Waking up and finding Mellio gone was almost worse than waking up from the pox. Even as I first came out of sleep, I knew I was alone in the room; it went beyond the absence of his breathing into a definite sense that he was gone. I didn't think for a moment that he was at the privy or gone early to the refectory.
What I did think was that Dasil had taken him. Our truce had been holding fairly well for a month or so, but he was quite capable of moving Mellio into a different room to help me take whatever step he thought I should be taking next. And however much Mellio and I complained, neither of us had any right of appeal.
I lay for a while, trying to work out the best way to confront Dasil, but none of the outraged phrases that came to my mind ever made it to my mouth. While I was waiting for him to come in, I heard the most terrible sound from outside. Screams, cries, names called in desperation, swallowed up as more and more parents woke to discover their children gone.
The first few days were terrible. Parents stormed the Guild, insisting that the Masters had to find their children. No matter how many times Previs Corvus explained that they were doing all they could, they kept coming. I think they must have been doing the same thing to the sheriff's office, because Faric Faber threatened to put the city under martial law if they didn't disperse.
The Guild itself was less affected than the rest of the city: research mages don't usually have children. Some, like Noen, had had nephews and neices, and a handful of the students had had brothers young enough to be among the vanished, but Mellio was the only disappearance from within our walls. All the same, it changed us. Anything that didn't have a direct chance of finding the children was pushed to one side, and huge working groups formed to try different methods of searching. Algen, Tilf and Falla, of course, were at the heart of one of them, running the highest powered viewing spells there had ever been.
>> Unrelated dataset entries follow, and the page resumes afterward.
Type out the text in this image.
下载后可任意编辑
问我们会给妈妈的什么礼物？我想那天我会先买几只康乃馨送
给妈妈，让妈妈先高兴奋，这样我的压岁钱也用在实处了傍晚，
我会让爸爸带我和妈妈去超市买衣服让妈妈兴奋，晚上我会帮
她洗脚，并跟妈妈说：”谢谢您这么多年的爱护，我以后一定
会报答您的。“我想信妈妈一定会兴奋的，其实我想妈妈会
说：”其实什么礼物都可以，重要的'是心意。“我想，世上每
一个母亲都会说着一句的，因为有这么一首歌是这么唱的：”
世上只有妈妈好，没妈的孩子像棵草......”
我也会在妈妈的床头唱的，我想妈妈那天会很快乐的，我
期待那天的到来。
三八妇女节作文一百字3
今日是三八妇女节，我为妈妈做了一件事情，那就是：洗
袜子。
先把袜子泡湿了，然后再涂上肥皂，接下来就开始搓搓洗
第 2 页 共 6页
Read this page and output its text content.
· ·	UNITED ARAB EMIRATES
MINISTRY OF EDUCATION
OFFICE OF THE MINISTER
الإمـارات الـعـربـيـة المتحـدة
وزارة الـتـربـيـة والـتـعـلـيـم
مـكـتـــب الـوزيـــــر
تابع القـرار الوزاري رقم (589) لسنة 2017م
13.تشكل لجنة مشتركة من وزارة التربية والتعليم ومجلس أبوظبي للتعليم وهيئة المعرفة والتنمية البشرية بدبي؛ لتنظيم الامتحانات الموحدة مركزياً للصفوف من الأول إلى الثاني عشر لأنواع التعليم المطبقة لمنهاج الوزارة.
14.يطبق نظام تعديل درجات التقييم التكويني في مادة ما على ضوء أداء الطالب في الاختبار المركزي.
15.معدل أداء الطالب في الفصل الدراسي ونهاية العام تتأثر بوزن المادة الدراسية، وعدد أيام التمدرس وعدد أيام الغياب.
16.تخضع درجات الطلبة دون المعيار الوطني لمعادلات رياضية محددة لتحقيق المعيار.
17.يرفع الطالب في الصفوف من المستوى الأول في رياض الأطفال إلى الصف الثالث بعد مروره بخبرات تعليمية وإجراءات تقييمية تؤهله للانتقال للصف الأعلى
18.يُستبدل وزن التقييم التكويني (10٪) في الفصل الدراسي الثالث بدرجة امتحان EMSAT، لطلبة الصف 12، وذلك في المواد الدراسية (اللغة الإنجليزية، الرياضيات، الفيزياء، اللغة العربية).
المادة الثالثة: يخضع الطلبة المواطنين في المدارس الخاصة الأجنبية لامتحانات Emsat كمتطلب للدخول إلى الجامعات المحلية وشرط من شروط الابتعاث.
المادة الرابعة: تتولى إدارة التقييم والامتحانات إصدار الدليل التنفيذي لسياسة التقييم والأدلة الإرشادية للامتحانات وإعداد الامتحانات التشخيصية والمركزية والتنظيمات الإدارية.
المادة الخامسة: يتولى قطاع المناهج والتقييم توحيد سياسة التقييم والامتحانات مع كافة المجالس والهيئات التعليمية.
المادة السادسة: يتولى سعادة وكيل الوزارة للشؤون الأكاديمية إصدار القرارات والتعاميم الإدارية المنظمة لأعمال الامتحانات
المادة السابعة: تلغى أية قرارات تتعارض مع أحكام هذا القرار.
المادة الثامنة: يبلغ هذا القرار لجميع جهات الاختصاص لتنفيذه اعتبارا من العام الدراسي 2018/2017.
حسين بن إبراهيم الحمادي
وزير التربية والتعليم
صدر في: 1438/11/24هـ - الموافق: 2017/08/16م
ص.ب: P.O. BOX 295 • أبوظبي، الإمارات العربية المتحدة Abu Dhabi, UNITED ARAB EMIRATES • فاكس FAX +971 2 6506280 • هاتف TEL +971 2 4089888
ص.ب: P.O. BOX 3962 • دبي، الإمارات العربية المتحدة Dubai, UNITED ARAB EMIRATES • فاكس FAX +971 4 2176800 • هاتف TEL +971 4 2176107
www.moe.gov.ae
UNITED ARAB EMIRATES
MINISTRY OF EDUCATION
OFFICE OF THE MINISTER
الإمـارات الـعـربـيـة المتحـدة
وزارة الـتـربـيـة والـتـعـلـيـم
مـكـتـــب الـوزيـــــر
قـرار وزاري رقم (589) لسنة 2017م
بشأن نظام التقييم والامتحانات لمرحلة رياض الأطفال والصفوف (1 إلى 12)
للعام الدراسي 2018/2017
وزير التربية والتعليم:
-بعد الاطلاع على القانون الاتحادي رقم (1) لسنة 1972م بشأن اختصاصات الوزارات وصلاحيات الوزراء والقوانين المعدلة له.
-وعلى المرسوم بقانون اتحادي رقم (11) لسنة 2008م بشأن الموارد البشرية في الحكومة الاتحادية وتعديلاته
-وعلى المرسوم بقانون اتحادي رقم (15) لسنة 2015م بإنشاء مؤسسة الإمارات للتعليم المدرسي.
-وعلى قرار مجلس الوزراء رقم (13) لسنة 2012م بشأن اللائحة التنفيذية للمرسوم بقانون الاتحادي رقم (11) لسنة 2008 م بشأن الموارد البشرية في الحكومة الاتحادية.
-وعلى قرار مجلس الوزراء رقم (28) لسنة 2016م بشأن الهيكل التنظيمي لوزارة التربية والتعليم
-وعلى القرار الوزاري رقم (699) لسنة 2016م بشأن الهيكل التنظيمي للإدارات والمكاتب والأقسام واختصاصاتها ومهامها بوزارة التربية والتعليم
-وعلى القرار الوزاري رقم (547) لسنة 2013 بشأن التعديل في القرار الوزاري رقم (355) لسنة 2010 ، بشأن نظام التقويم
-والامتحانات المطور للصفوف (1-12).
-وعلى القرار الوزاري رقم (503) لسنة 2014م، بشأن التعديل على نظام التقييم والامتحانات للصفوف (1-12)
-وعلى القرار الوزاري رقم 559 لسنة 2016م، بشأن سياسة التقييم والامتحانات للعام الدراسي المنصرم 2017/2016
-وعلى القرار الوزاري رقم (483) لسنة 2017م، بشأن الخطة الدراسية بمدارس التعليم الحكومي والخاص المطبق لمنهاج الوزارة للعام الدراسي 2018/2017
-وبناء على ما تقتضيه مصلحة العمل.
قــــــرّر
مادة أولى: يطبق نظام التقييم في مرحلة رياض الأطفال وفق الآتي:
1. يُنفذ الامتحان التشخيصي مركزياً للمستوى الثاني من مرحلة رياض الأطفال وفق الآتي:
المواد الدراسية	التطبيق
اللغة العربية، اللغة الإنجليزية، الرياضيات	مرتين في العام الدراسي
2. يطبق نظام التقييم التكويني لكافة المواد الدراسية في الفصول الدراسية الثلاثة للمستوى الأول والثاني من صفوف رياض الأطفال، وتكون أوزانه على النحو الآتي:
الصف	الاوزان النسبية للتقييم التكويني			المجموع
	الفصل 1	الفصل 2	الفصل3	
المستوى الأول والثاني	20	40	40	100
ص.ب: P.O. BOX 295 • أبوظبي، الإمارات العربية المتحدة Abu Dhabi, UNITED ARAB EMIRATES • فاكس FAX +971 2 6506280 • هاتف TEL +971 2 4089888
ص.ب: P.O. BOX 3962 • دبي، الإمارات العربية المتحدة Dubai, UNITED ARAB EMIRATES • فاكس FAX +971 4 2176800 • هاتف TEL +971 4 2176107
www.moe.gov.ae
And I was on the outside. Oh, Dasil put me to work folding sheets and carrying teas for the mages who cracked under the strain, but there was nothing useful I could do towards finding Mellio and the others. I could only sit and listen to whole men doing their part, and simmer in the bitterness I thought Mellio had helped me banish.
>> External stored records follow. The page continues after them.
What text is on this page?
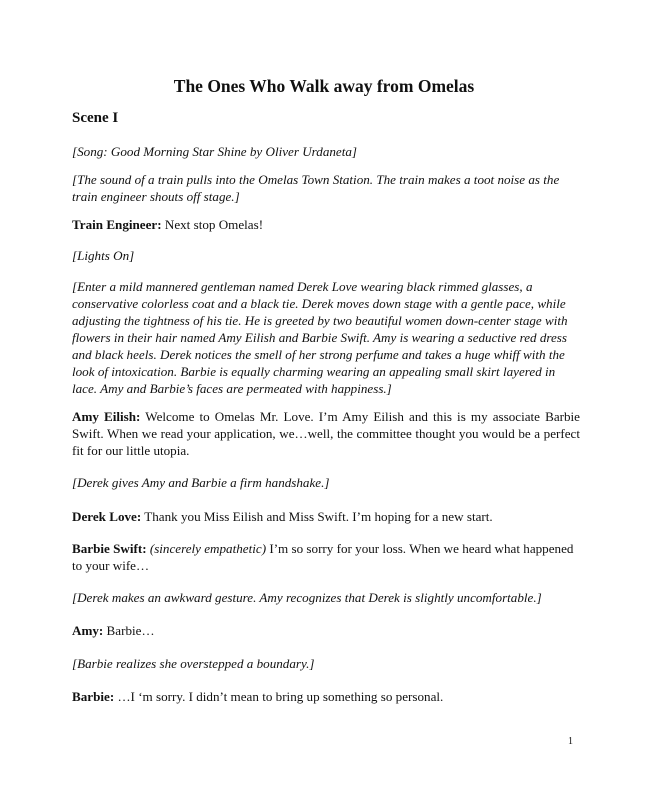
The Ones Who Walk away from Omelas
Scene I

[Song: Good Morning Star Shine by Oliver Urdaneta]

[The sound of a train pulls into the Omelas Town Station. The train makes a toot noise as the train engineer shouts off stage.]

Train Engineer: Next stop Omelas!

[Lights On]

[Enter a mild mannered gentleman named Derek Love wearing black rimmed glasses, a conservative colorless coat and a black tie. Derek moves down stage with a gentle pace, while adjusting the tightness of his tie. He is greeted by two beautiful women down-center stage with flowers in their hair named Amy Eilish and Barbie Swift. Amy is wearing a seductive red dress and black heels. Derek notices the smell of her strong perfume and takes a huge whiff with the look of intoxication. Barbie is equally charming wearing an appealing small skirt layered in lace. Amy and Barbie’s faces are permeated with happiness.]

Amy Eilish: Welcome to Omelas Mr. Love. I’m Amy Eilish and this is my associate Barbie Swift. When we read your application, we…well, the committee thought you would be a perfect fit for our little utopia.

[Derek gives Amy and Barbie a firm handshake.]

Derek Love: Thank you Miss Eilish and Miss Swift. I’m hoping for a new start.

Barbie Swift: (sincerely empathetic) I’m so sorry for your loss. When we heard what happened to your wife…

[Derek makes an awkward gesture. Amy recognizes that Derek is slightly uncomfortable.]

Amy: Barbie…

[Barbie realizes she overstepped a boundary.]

Barbie: …I ‘m sorry. I didn’t mean to bring up something so personal.

1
But maybe I had banished it. I wasn't willing to accept, as I once had, that the situation was hopeless. I couldn't help by reading the glyphs, but I'd learned another way to take action. I could search for answers in my own way - I'd done it once, and I could do it again. So I asked Onis Reeve to find out what he could, and I kept my own ears open in the refectory, and between us we put a few pieces together.
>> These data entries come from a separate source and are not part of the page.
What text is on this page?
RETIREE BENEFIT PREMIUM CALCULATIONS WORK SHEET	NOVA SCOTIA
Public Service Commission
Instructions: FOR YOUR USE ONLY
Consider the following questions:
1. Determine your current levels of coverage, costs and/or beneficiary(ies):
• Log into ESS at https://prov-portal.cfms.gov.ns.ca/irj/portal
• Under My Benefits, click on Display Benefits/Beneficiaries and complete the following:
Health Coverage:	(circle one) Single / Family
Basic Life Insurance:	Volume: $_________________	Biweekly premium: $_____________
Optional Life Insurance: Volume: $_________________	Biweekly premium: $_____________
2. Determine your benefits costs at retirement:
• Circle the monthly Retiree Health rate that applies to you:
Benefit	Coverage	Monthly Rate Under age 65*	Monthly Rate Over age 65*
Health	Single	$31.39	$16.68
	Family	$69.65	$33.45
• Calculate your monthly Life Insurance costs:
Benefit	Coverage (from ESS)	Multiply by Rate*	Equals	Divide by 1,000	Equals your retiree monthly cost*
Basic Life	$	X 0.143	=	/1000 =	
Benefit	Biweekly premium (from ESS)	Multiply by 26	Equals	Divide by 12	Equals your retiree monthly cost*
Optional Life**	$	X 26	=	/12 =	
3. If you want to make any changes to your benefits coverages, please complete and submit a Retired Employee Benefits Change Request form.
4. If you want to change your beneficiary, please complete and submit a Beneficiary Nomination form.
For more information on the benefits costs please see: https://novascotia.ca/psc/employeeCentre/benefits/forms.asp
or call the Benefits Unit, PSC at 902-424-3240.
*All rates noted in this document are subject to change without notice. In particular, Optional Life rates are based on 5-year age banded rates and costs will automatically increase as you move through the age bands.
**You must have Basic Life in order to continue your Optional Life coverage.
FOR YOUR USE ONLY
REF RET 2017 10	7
There was never any direct evidence - it was even worse than the dragons. But this Nicolae Carpathia kept cropping up on the edges of conversations, until I wasn't ready to believe it was a coincidence. If he hadn't taken the children himself, he knew who had.
Wallen Ross's old assistant found the only piece of real evidence among Wallen's private books. It was a strange thing, an Andaroi translation of something from across the other ocean, and even worse written than that ridiculous Ersh book Mellio and I struggled with. It was about the "Final Era" - their idea of how the world was going to end. It began with the children vanishing into air; after that, a charismatic leader emerged who would bring war and chaos. They even named the leader: Nicolae.
The moment we'd finished reading, I asked Onis to find me a passage across the ocean.